Why the Internet of Things is also Industry 4.0
This post is the second installment of a three-part series on the Internet of Things, along with What Nest Just Did for the Internet of Things and Three Impediments to the Internet of Things.
Robert Bosch is a German-based global leader in brake and automotive technology that has established a 500-person subsidiary, Bosch Connected Devices and Solutions, to develop sensors and actuators for the Internet of Things (“IoT”). Bosch is already a leader in the MEMS, or Michroelectromechanical Systems space, which initially developed in the automotive electronics sector in the 1980’s and then had a second major wave of incorporation into smartphones, tablets and game consoles. Bosch sees this latest major wave of development around the Internet of Things and an era they call Industry 4.0.

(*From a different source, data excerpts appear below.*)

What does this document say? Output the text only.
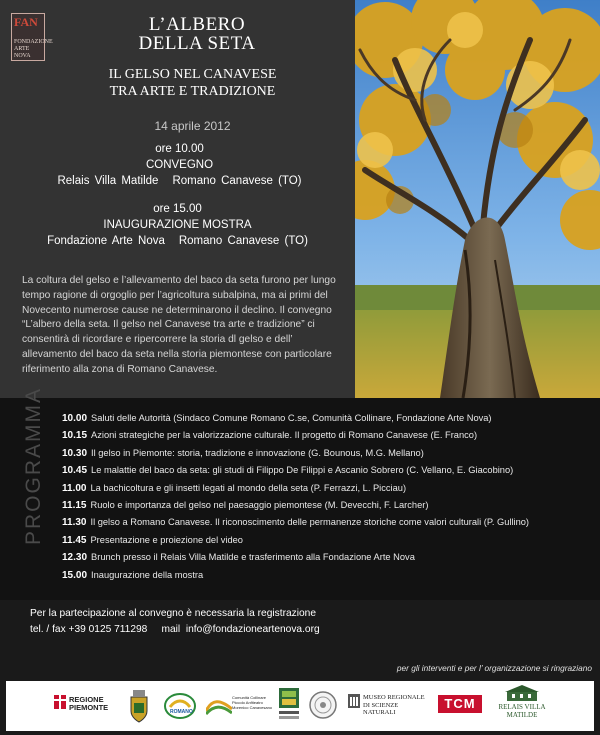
FAN
FONDAZIONE ARTE NOVA
L’ALBERO
DELLA SETA
IL GELSO NEL CANAVESE
TRA ARTE E TRADIZIONE
14 aprile 2012
ore 10.00
CONVEGNO
Relais Villa Matilde Romano Canavese (TO)
ore 15.00
INAUGURAZIONE MOSTRA
Fondazione Arte Nova Romano Canavese (TO)
La coltura del gelso e l’allevamento del baco da seta furono per lungo tempo ragione di orgoglio per l’agricoltura subalpina, ma ai primi del Novecento numerose cause ne determinarono il declino. Il convegno “L’albero della seta. Il gelso nel Canavese tra arte e tradizione” ci consentirà di ricordare e ripercorrere la storia dl gelso e dell’ allevamento del baco da seta nella storia piemontese con particolare riferimento alla zona di Romano Canavese.
PROGRAMMA 10.00 Saluti delle Autorità (Sindaco Comune Romano C.se, Comunità Collinare, Fondazione Arte Nova)
10.15 Azioni strategiche per la valorizzazione culturale. Il progetto di Romano Canavese (E. Franco)
10.30 Il gelso in Piemonte: storia, tradizione e innovazione (G. Bounous, M.G. Mellano)
10.45 Le malattie del baco da seta: gli studi di Filippo De Filippi e Ascanio Sobrero (C. Vellano, E. Giacobino)
11.00 La bachicoltura e gli insetti legati al mondo della seta (P. Ferrazzi, L. Picciau)
11.15 Ruolo e importanza del gelso nel paesaggio piemontese (M. Devecchi, F. Larcher)
11.30 Il gelso a Romano Canavese. Il riconoscimento delle permanenze storiche come valori culturali (P. Gullino)
11.45 Presentazione e proiezione del video
12.30 Brunch presso il Relais Villa Matilde e trasferimento alla Fondazione Arte Nova
15.00 Inaugurazione della mostra
Per la partecipazione al convegno è necessaria la registrazione
tel. / fax +39 0125 711298     mail  info@fondazioneartenova.org
per gli interventi e per l’ organizzazione si ringraziano
REGIONE PIEMONTE	ROMANO
Comunità Collinare Piccolo Anfiteatro Morenico Canavesano
MUSEO REGIONALE DI SCIENZE NATURALI
TCM	RELAIS VILLA MATILDE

On a large scale, IBM has the Smarter Planet, and on a much smaller scale, IBM developed software for a kit that makes the IoT possible, along with hardware developed by Libelium that connect a series of sensors that collect and distribute weather, moisture and soil data that is being used in a Viniculture deployment in Spain.
Boeing now has a sensor in virtually every part of their new 787, and from all of those connected sensors, Virgin Atlantic expects to create more than half a terabyte of data from every flight, enabling performance metrics and service to be anticipated before a flight touches down, with any parts needed to be present upon landing. Microsoft, not to be left behind, has declared Bing as the “Intelligent Fabric” behind the IoT, and is attempting to distinguish their search engine as a tool for building actionable connections, relative to Google, which is a search engine optimized for generating advertising revenues. Microsoft has opened Bing to 3rd party developers in an effort to create an avenue to the IoT, as “Intelligent Fabric” is used to describe a knowledge base used by connected devices.
There are also some fundamental examples of IoT being deployed in other areas, such as agriculture, mining and product design. On a small scale, Cornell is using geolocation devices on cattle herds to more efficiently manage dairy milk collection. On a larger scale, Caterpillar has developed telematics-based information to provide equipment management, asset management, and remote monitoring. Caterpillar also has a fleet of autonomous mining trucks that are unmanned machines operating in hazardous conditions on continual shifts at a mining site in New Mexico. Lastly, on a local basis, PTC just announced the acquisition of Thingworx, which is an IoT platform acquisition, that is thought will extend PTC from computer-aided technologies, product data management and service lifecycle management to support manufacturers seeking to create smart, connected products, which strikes me as being very logical, strategic and forward thinking.
The common theme underlying several of these examples is that sensors are increasingly being imbedded into products with connectivity and it is blurring the lines for products and service. Boeing is thought to be headed towards a model of providing airlines with hours of flight time. On a similar theme, Caterpillar is thought to be headed towards a model of providing mining capacity, or hauling capacity, in exchange for a variable-based revenue model. This thematic approach would certainly be supported by the broader trend that we have seen in terms of the Software as a Service (SaaS) models in numerous software and enterprise applications. It is also being supported by software companies that are increasingly imbedding agents and sensors to monitor user characteristics and identify unauthorized copying of software programs. Our portfolio company V.i.Labs is a good example of this.